[edit]
Data complexity and classification accuracy correlation in oversampling algorithms
Proceedings of the Fourth International Workshop on Learning with Imbalanced Domains: Theory and Applications, PMLR 183:175-186, 2022.
Abstract
Purpose: This work proposes the hypothesis that data oversampling may lead to dataset simplification according to selected data difficulty metrics and that such simplification positively affects the quality of selected classifier learning methods. Methods: A set of computer experiments was performed for 47 benchmark datasets to make the hypothesis plausible. The experiments considered five oversampling methods, five classifiers, and 22 metrics for data difficulty assessment.
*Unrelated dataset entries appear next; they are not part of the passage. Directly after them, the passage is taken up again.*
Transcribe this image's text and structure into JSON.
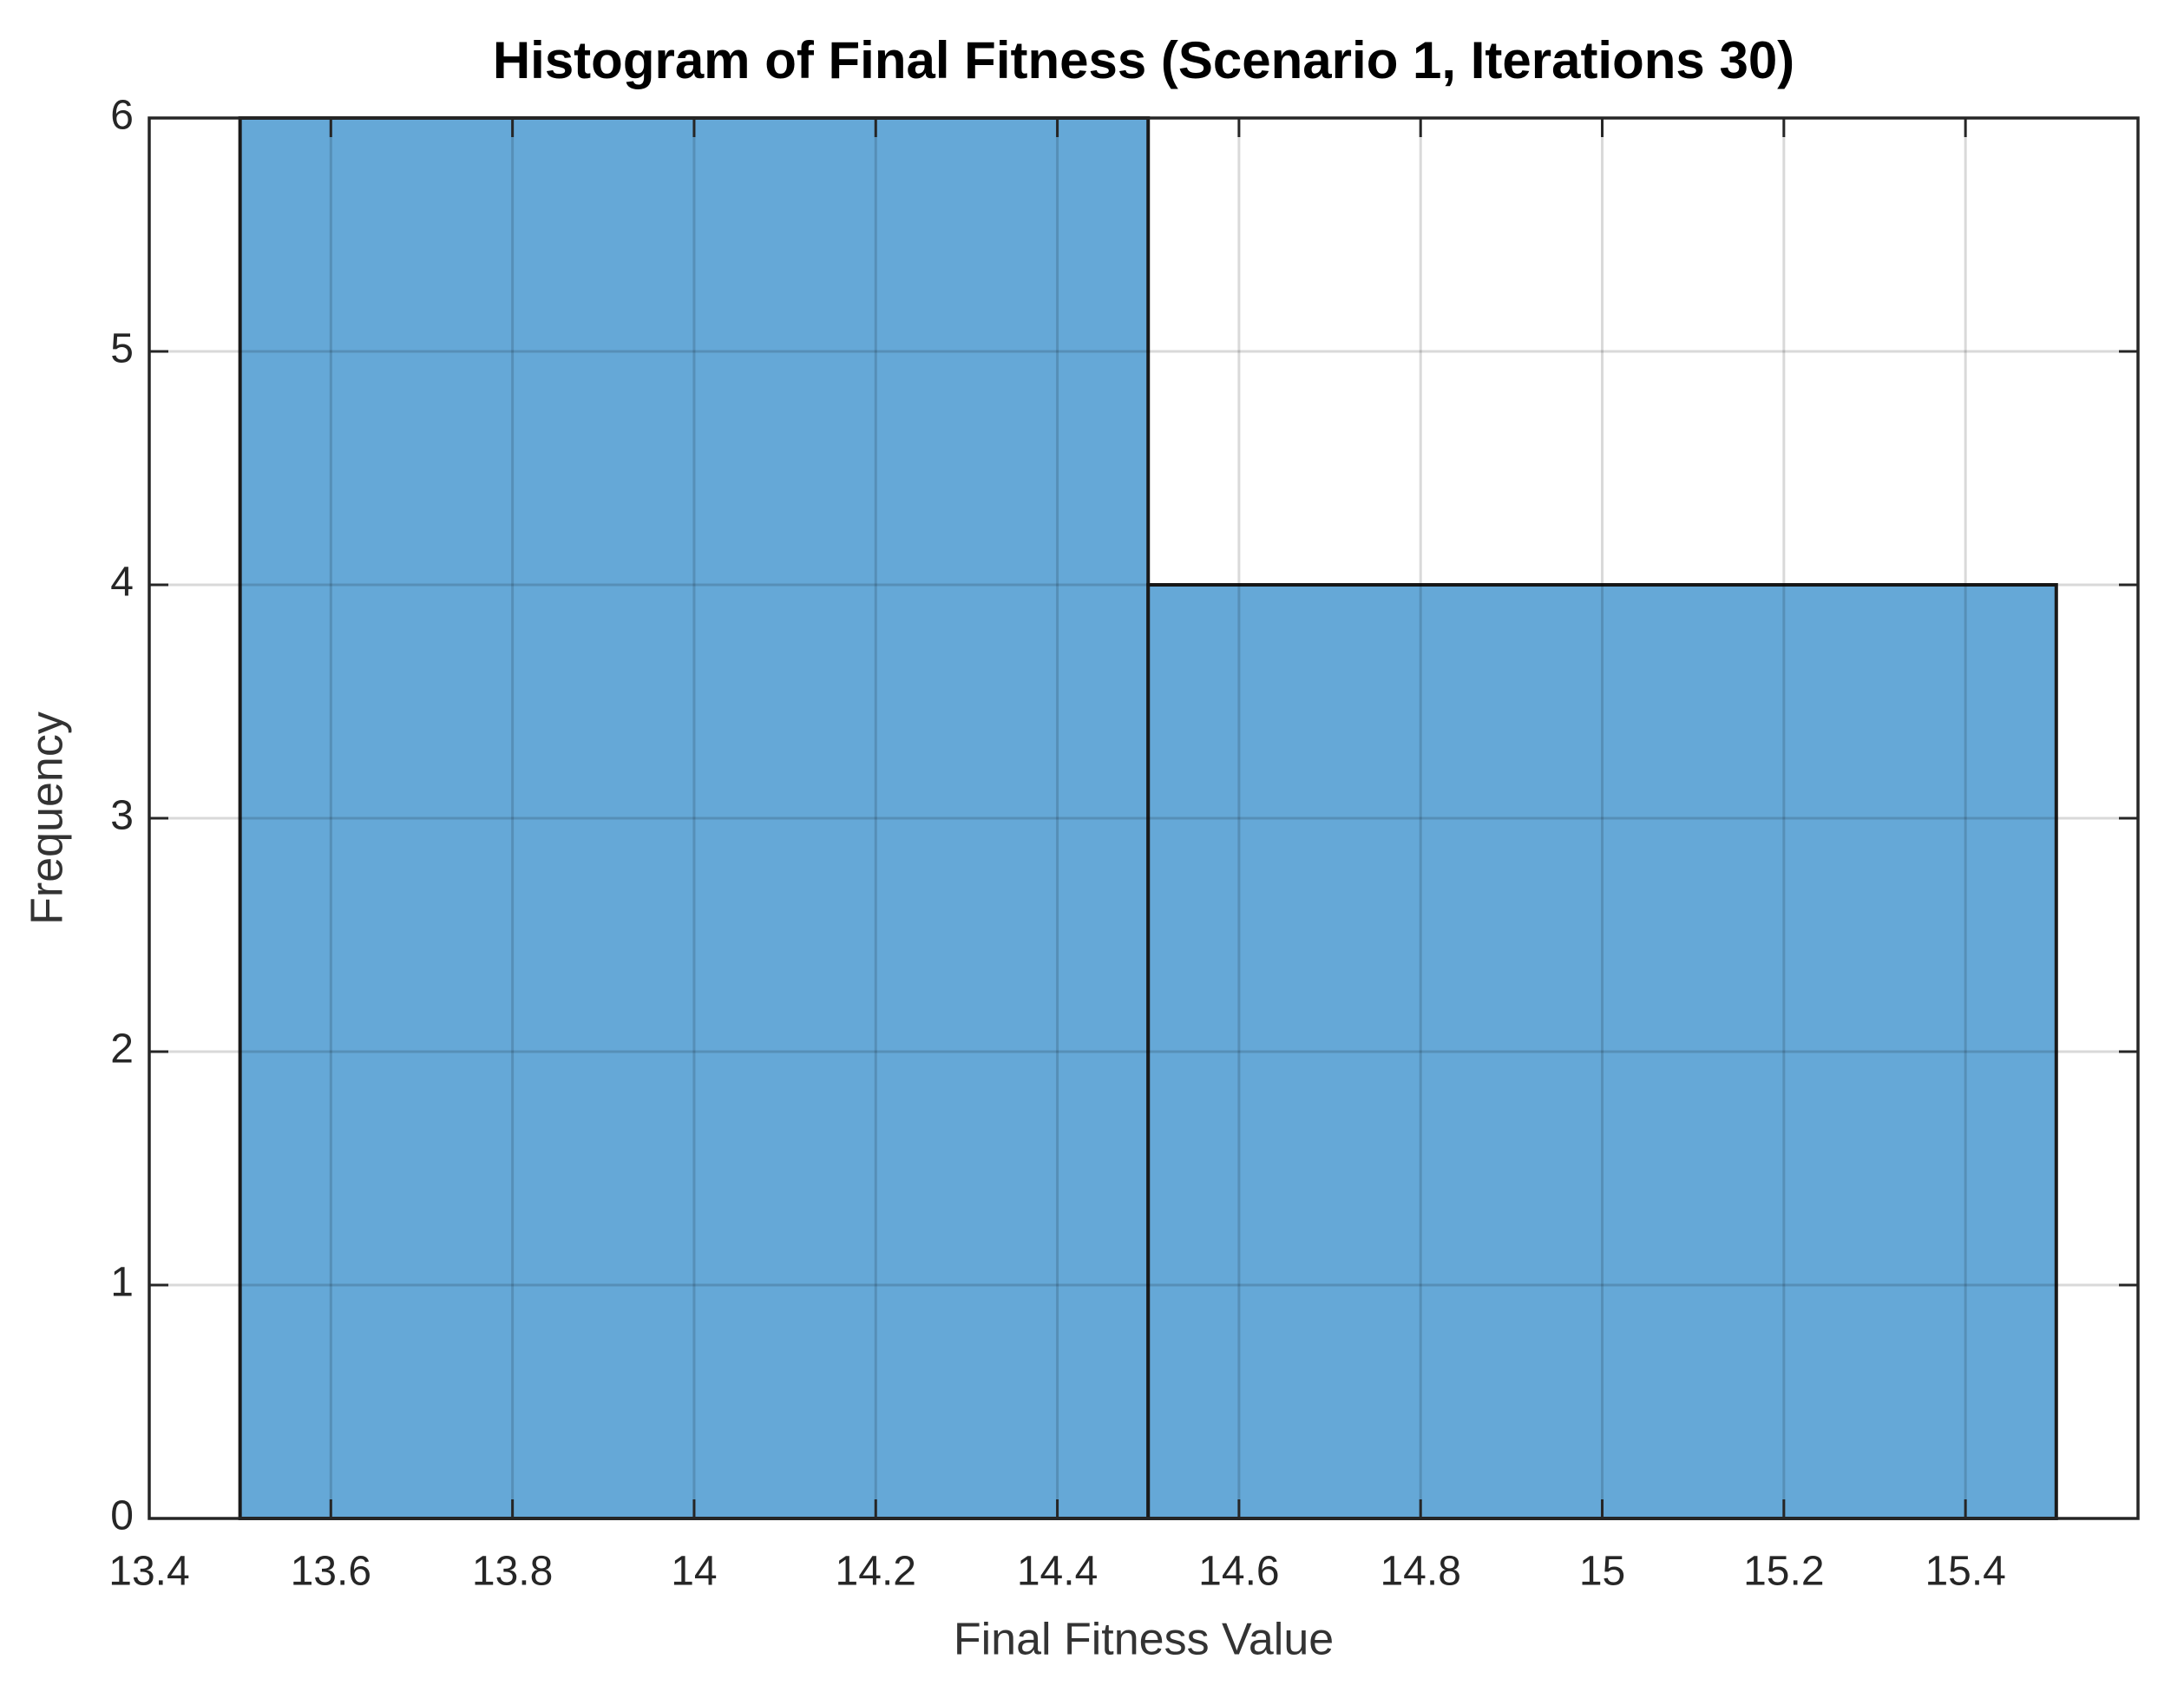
{
  "chart_data": {
    "type": "histogram",
    "title": "Histogram of Final Fitness (Scenario 1, Iterations 30)",
    "xlabel": "Final Fitness Value",
    "ylabel": "Frequency",
    "bins": [
      13.5,
      14.5,
      15.5
    ],
    "values": [
      6,
      4
    ],
    "color": "#65a8d7",
    "edgecolor": "#1a1a1a",
    "xlim": [
      13.4,
      15.59
    ],
    "xticks": [
      13.4,
      13.6,
      13.8,
      14,
      14.2,
      14.4,
      14.6,
      14.8,
      15,
      15.2,
      15.4
    ],
    "ylim": [
      0,
      6
    ],
    "yticks": [
      0,
      1,
      2,
      3,
      4,
      5,
      6
    ],
    "grid": true
  }
}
The experiments aim to establish: (a) whether there is a relationship between resampling and change in the difficulty of the training data and (b) whether there is a relationship between changes in the values of training set difficulty metrics and classification quality. Results: Based on the obtained results, the research hypothesis was confirmed. It was indicated which measures correlate with selected classifiers. The experiments showed the relationship between the change of assessed difficulty measures after oversampling and the classification quality of selected models. Conclusion: The obtained results allow using the selected measures to predict whether a given oversampling method leads to favorable modifications of the learning set for a given type of classifier. Showed relationship between difficulty measures and classification will allow using the mentioned measures as a learning criterion. For example, guided oversampling can treat the modification of the learning set as an optimization task. During the oversampling process, no estimation of classification quality metrics will be required, but only an evaluation of the training set difficulty. This may contribute to the proposition of computationally efficient methods.